Je peux déjà l'annoncer : l'année 2017 sera une année de gros revenus et l'année 2018 une année de faibles revenus.

Comment une telle bêtise technique peut-elle être proposée par Bercy ? Je ne doute pas une seconde que les énarques techniciens (et il y en a de très compétents) de Bercy s'y sont fermement opposés. Mais probablement, les conseillers qui sont écoutés par le Ministre sont ceux qui lui disent ce qu'il a envie d'entendre.

J'avais proposé un moyen simple de contourner la difficulté, c'était de taxer en 2018, à la fois les revenus de 2017 et 2018, en divisant par deux le taux.
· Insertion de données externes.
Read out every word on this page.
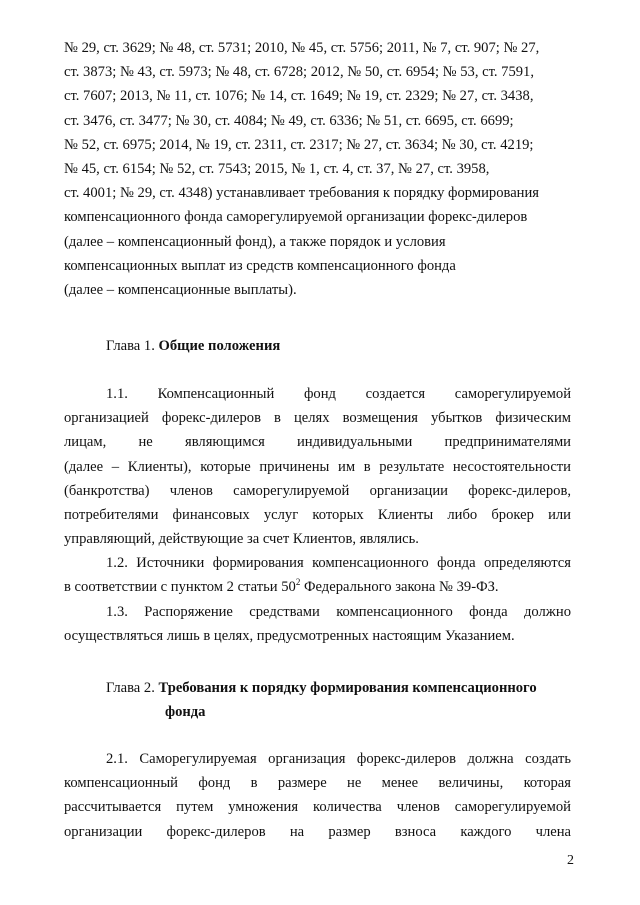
№ 29, ст. 3629; № 48, ст. 5731; 2010, № 45, ст. 5756; 2011, № 7, ст. 907; № 27,
ст. 3873; № 43, ст. 5973; № 48, ст. 6728; 2012, № 50, ст. 6954; № 53, ст. 7591,
ст. 7607; 2013, № 11, ст. 1076; № 14, ст. 1649; № 19, ст. 2329; № 27, ст. 3438,
ст. 3476, ст. 3477; № 30, ст. 4084; № 49, ст. 6336; № 51, ст. 6695, ст. 6699;
№ 52, ст. 6975; 2014, № 19, ст. 2311, ст. 2317; № 27, ст. 3634; № 30, ст. 4219;
№ 45, ст. 6154; № 52, ст. 7543; 2015, № 1, ст. 4, ст. 37, № 27, ст. 3958,
ст. 4001; № 29, ст. 4348) устанавливает требования к порядку формирования
компенсационного фонда саморегулируемой организации форекс-дилеров
(далее – компенсационный фонд), а также порядок и условия
компенсационных выплат из средств компенсационного фонда
(далее – компенсационные выплаты).
Глава 1. Общие положения
1.1. Компенсационный фонд создается саморегулируемой
организацией форекс-дилеров в целях возмещения убытков физическим
лицам, не являющимся индивидуальными предпринимателями
(далее – Клиенты), которые причинены им в результате несостоятельности
(банкротства) членов саморегулируемой организации форекс-дилеров,
потребителями финансовых услуг которых Клиенты либо брокер или
управляющий, действующие за счет Клиентов, являлись.
1.2. Источники формирования компенсационного фонда определяются
в соответствии с пунктом 2 статьи $50^2$ Федерального закона № 39-ФЗ.
1.3. Распоряжение средствами компенсационного фонда должно
осуществляться лишь в целях, предусмотренных настоящим Указанием.
Глава 2. Требования к порядку формирования компенсационного
фонда
2.1. Саморегулируемая организация форекс-дилеров должна создать
компенсационный фонд в размере не менее величины, которая
рассчитывается путем умножения количества членов саморегулируемой
организации форекс-дилеров на размер взноса каждого члена
2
Cette solution n'est pas sans défaut mais elle a le gros mérite d'éviter le gigantesque pousse-au-crime de l'année blanche. On peut imaginer d'autres solutions comme un étalement du paiement de l'impôt sur 20 ans.

Le prélèvement à la source : l'atteinte à la démocratie

Il y a un principe essentiel dans une démocratie, c'est le consentement à l'impôt.

Avec le prélèvement à la source, l'impôt sur le revenu devient, comme les cotisations sociales et la TVA, un impôt indolore.

Le caractère indolore est présenté par beaucoup de commentateurs comme un grand progrès.

Mais l'impôt indolore, c'est le rêve des politiciens démago.

Un bon impôt est un impôt ressenti car il faut que les citoyens aient pleinement conscience que la richesse qu'ils ont produite va dans les poches de l'Etat.

Cette histoire de la retenue à la source n'est pas très grave en soi. Mais la manière dont la réforme est présentée est très révélatrice du fait que notre démocratie est devenue une démagogie dirigée par des populistes.

Les politiciens sont incompétents, et ils surfent sur les sondages et l'opinion du moment.